Alors que certaines filles se considèrent moins capables que les hommes, madame Bayavuge n’a jamais constaté une différence fonctionnelle entre un garçon et une fille : “À l’école primaire, nous jouions aussi au football considéré comme un jeu réservé aux garçons. Nous avions une équipe de filles. Je n’ai jamais remarqué ce qu’un garçon peut faire qu’une fille ne peux pas faire.”

Au début de sa nomination, certaines personnes ont tenté de la déstabiliser comme quoi une femme ne peut pas diriger une entité administrative aussi grande qu’une commune mais cela ne l’a pas découragé. « Les trois premiers mois de ma nomination ont été durs. Certaines gens ne comprenaient pas qu’une femme peut diriger. Même mon prédécesseur ne supportait pas d’être remplacé par une femme ».

Un apport bien apprécié

Le courage et les actes de madame Bayavuge ont changé la vie des citoyens et restent gravés dans la mémoire des membres de la communauté.

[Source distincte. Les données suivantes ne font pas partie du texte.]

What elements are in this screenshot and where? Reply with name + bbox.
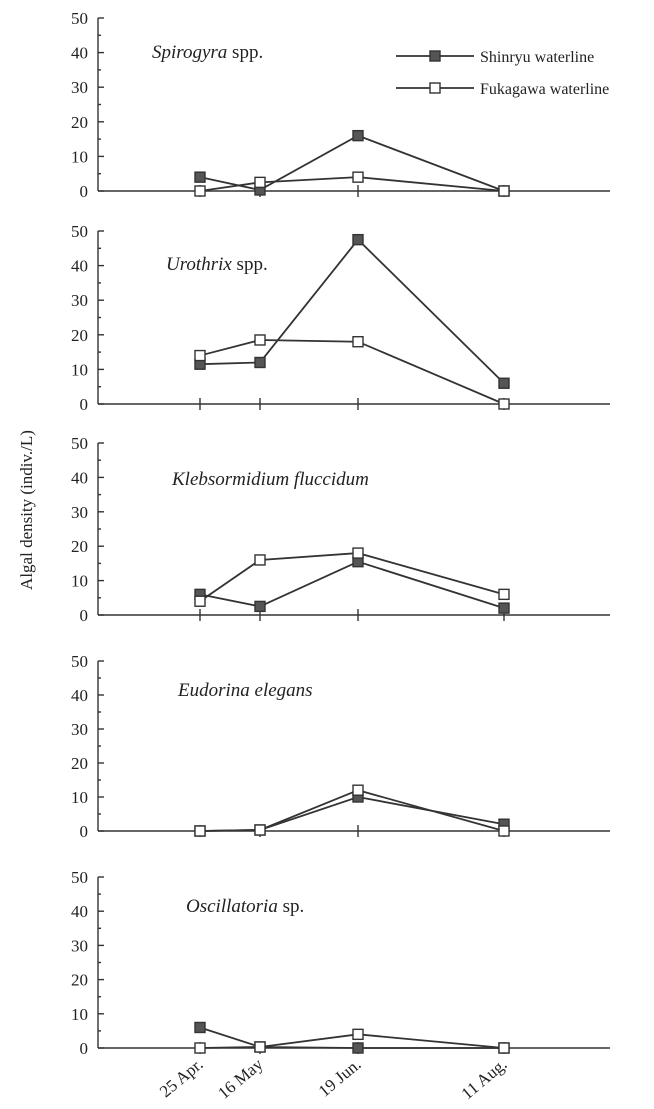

Madame Safi Nizigiyimana témoigne qu’elle a pu sortir de son silence grâce aux conseils de madame Bayubahe : « J’étais souvent découragée. Quand je me suis rendu à son bureau pour lui demander des conseils, elle m’a demandé pourquoi je ne présentai pas ma candidature comme femme leader. J’étais touchée que ce soit une femme comme moi qui me rassure. Cela m’a beaucoup encouragée et j’ai présenté ma candidature. J’ai été élue parmi les cinq élus collinaires. Il y a même des candidats masculins que j’ai dépassés en termes de voix. C’est grâce à madame Bayavuge que je suis ce que je suis ».

Monsieur Stany Bambara, un des administrés de cette commune âgé de 72ans, reconnait l’apport de madame Bayavuge dans le développement lors de son mandat : « Nous nous souvenons d’elle de par ses actes. Elle a vraiment bien travaillé. C’est elle qui a réhabilité la résidence de l’Administrateur qui avait été endommagée lors de la crise ».

Vu les réalisations de cette femme leader pour la promotion du genre, le responsable de la Direction Communale de Développement Familial à Mugina, Monsieur Joseph Sindakira plaide pour un soutien des femmes comme madame Bayavuge :« Le renforcement du leadership des femmes a un rôle important dans le développement. C’est une opportunité pour les autres femmes pour s’exprimer facilement en prenant l’exemple de la femme leader. Il faudrait mener un grand plaidoyer afin de favoriser les candidatures féminines surtout lors des élections. »

Le fait d’avoir été Administrateur n’a rien changé dans la vie quotidienne du couple de madame Bayavuge comme le confirme son époux Bugaboburirwa Patrice : « Notre manière de vivre pendant les fiançailles n’a jamais changé même après notre mariage. Il y a même ceux qui disent que je suis dominé par ma femme, mais ça ne me fait rien. Qu’elle ait des fonctions publiques ou non, cela ne m’a jamais perturbé. Même quand elle était encore Administrateur, je pouvais lui demander de me préparer à manger elle-même et elle le faisait avec plaisir. »

L’administration provinciale à Cibitoke juge que le leadership de madame Bayavuge a servi d’exemple pour la promotion d’un leadership féminin au niveau de toute la province. Le Gouverneur, Carême Bizoza, souligne : « Nous remarquons que les femmes s’intéressent plus aux activités de développement. Dans les entités dirigées par les femmes, les changements sont remarquables surtout dans la lutte contre le concubinage. J’encourage les femmes à se faire élire ».

Satisfaite mais reste sur sa soif

Malgré son apport dans sa communauté, madame Bayavuge reste sur sa soif en ce qui est de l’aboutissement de la lutte pour le bien-être de la femme qui reste pour elle un combat : « Je ne rêve que le bien-être de la femme dans son ménage. Si une femme vit dans de bonnes conditions, ses descendants auront une bonne éducation grâce au bon exemple dans un foyer stable. »

 Aujourd’hui à la retraite, Madame Bayavuge est toujours considérée comme une femme modèle et une référence dans sa communauté.